The crackdown has seen GPU prices drop as miners look to sell their equipment as they move to other countries. A report by Tom’s Hardware shows that the prices of some GPUs are dropping by as much as 45 percent.
In addition, prices in other regions, such as Europe, are beginning to fall as well. ComputerBase is reporting that graphics cards in the regions have begun to drop by as much as 50 percent. At the same time, sales of GPUs from both AMD and Nvidia have doubled month-over-month.
In even better news for budget-minded gamers, all these reports show that it’s the prices of lower-end cards, such as Nvidia’s GeForce RTX 3060 and AMD’s Radeon RX 5700 XT that are seeing the biggest drops—as much as 45 to 50 percent for some SKUs. Flagship cards, such as Nvidia’s RTX 3080 and AMD’s RX 6800XT, on the other hand, have moved as much. Dipping by only 10 to 15 percent.
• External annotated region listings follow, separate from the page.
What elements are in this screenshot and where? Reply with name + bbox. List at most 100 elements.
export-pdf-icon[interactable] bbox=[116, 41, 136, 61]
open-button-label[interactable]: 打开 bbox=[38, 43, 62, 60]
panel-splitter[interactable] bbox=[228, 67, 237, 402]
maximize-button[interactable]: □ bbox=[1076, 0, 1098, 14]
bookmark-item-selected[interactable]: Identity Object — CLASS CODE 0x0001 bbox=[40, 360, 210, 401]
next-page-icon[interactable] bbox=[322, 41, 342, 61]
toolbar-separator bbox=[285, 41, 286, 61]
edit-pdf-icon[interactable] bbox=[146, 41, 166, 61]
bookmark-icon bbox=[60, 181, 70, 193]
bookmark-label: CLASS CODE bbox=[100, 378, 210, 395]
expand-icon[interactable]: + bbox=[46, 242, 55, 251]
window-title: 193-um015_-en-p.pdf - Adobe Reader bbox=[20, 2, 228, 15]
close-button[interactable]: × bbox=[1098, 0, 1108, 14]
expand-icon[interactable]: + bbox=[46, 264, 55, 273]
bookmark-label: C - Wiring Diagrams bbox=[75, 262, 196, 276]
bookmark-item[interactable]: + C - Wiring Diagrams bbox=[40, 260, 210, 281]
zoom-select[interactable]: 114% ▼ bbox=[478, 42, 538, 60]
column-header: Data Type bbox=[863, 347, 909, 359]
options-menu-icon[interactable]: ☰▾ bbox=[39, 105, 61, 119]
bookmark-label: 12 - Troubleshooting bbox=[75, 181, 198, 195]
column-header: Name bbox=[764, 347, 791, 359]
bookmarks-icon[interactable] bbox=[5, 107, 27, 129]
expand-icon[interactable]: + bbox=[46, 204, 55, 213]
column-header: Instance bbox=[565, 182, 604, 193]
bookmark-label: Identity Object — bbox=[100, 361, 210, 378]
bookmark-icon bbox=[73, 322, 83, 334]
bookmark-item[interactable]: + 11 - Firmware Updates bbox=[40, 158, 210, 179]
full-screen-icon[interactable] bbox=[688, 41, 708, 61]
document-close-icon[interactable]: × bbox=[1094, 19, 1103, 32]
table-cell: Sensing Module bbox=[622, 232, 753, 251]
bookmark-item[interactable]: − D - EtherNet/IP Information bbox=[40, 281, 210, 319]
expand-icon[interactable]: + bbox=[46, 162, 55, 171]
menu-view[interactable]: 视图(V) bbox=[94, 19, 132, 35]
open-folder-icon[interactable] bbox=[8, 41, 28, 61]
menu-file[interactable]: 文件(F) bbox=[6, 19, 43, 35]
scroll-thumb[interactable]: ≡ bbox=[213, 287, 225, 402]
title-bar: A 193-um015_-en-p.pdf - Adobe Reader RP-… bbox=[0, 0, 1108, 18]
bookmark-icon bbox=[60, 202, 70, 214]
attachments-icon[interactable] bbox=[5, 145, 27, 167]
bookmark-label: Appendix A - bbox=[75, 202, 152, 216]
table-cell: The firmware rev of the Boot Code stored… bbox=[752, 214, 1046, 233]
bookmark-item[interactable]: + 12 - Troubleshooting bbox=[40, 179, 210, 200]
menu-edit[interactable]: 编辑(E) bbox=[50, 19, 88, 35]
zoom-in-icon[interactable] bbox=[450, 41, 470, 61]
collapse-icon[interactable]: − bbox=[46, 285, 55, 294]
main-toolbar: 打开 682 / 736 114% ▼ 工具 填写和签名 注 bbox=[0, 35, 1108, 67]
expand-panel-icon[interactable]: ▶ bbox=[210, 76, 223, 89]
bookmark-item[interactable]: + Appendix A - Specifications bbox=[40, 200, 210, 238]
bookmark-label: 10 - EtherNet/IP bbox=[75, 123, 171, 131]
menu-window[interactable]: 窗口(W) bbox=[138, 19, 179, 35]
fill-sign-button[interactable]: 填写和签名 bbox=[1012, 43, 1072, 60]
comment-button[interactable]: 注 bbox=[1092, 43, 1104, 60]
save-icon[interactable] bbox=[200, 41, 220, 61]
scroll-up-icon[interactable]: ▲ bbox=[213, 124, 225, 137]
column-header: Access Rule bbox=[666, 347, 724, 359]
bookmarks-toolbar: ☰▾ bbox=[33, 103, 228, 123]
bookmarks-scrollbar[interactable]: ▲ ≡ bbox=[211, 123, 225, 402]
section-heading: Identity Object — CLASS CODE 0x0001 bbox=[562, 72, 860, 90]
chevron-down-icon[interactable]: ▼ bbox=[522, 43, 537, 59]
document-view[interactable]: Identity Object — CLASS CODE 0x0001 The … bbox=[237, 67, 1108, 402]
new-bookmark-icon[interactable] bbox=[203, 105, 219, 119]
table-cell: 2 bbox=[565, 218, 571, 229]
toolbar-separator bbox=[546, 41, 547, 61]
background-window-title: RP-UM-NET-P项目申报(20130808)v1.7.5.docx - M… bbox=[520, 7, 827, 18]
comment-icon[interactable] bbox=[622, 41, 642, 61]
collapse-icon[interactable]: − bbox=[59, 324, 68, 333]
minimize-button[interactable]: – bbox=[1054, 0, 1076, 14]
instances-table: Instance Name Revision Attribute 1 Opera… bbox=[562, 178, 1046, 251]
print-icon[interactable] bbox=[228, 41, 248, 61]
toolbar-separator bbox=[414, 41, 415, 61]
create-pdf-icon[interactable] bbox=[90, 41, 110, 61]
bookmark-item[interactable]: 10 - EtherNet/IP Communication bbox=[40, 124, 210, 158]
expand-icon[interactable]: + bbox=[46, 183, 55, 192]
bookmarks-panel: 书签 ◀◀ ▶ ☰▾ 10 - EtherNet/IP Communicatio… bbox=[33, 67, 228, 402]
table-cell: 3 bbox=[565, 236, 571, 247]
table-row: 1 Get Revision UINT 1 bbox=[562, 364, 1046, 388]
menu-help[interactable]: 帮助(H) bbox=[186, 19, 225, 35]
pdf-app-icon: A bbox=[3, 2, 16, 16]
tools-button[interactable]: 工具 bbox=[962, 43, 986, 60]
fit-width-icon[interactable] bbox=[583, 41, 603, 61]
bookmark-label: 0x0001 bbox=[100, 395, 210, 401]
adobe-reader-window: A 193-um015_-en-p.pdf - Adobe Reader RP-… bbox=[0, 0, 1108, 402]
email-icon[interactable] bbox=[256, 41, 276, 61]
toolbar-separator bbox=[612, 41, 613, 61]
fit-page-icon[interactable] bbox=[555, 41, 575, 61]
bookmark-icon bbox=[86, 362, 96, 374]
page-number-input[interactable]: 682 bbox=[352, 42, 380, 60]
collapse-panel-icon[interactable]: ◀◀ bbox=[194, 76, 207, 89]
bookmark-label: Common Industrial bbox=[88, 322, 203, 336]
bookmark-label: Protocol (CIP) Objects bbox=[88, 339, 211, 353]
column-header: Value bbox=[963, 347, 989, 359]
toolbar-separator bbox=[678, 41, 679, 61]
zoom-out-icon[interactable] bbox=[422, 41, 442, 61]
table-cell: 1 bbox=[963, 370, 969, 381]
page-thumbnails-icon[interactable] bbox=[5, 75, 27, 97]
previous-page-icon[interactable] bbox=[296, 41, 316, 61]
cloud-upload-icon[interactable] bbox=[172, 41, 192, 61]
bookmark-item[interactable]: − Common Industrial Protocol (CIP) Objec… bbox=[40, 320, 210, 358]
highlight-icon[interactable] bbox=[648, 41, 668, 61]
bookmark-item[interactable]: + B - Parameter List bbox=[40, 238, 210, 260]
Here in the Philippines, Variable‘s own research shows that GPU prices have started to fall as well. Nvidia GeForce RTX 3060 cards are now sitting at just over PhP 40,000, depending on the manufacturer, a drop of about 10 to 15 percent compared to a few months back.
GPU prices may fall even further
Even as GPU prices drop, some experts are saying that prospective buyers should still wait a bit more. This is because some experts are predicting an impending GPU price crash. (Read: GUIDE: Should you get a GPU upgrade right now?)
According to a report by WCCFTech, barring a huge cryptocurrency comeback, a GPU price crash is inevitable.
Already, scalpers on sites such as Amazon and eBay have reduced their prices by half. The report points out that this is a typical retailer tactic to incentivize purchases and, more importantly, is usually a sign of the beginning of a stock dump.
Should this be the case, then gamers who’ve been unable to pick up a new GPU due to the inflated prices may be able to get massive savings just by waiting a few more months.
That said, the report warns that this is all speculative and that things could still swing the other way, especially if cryptocurrencies rebound again. Already, the price of Bitcoin has started to recover following a recalibration that saw computing requirements fall by 28 percent.
Will this stop the much-awaited fall in GPU prices—or is a crash still inevitable? Only time will tell.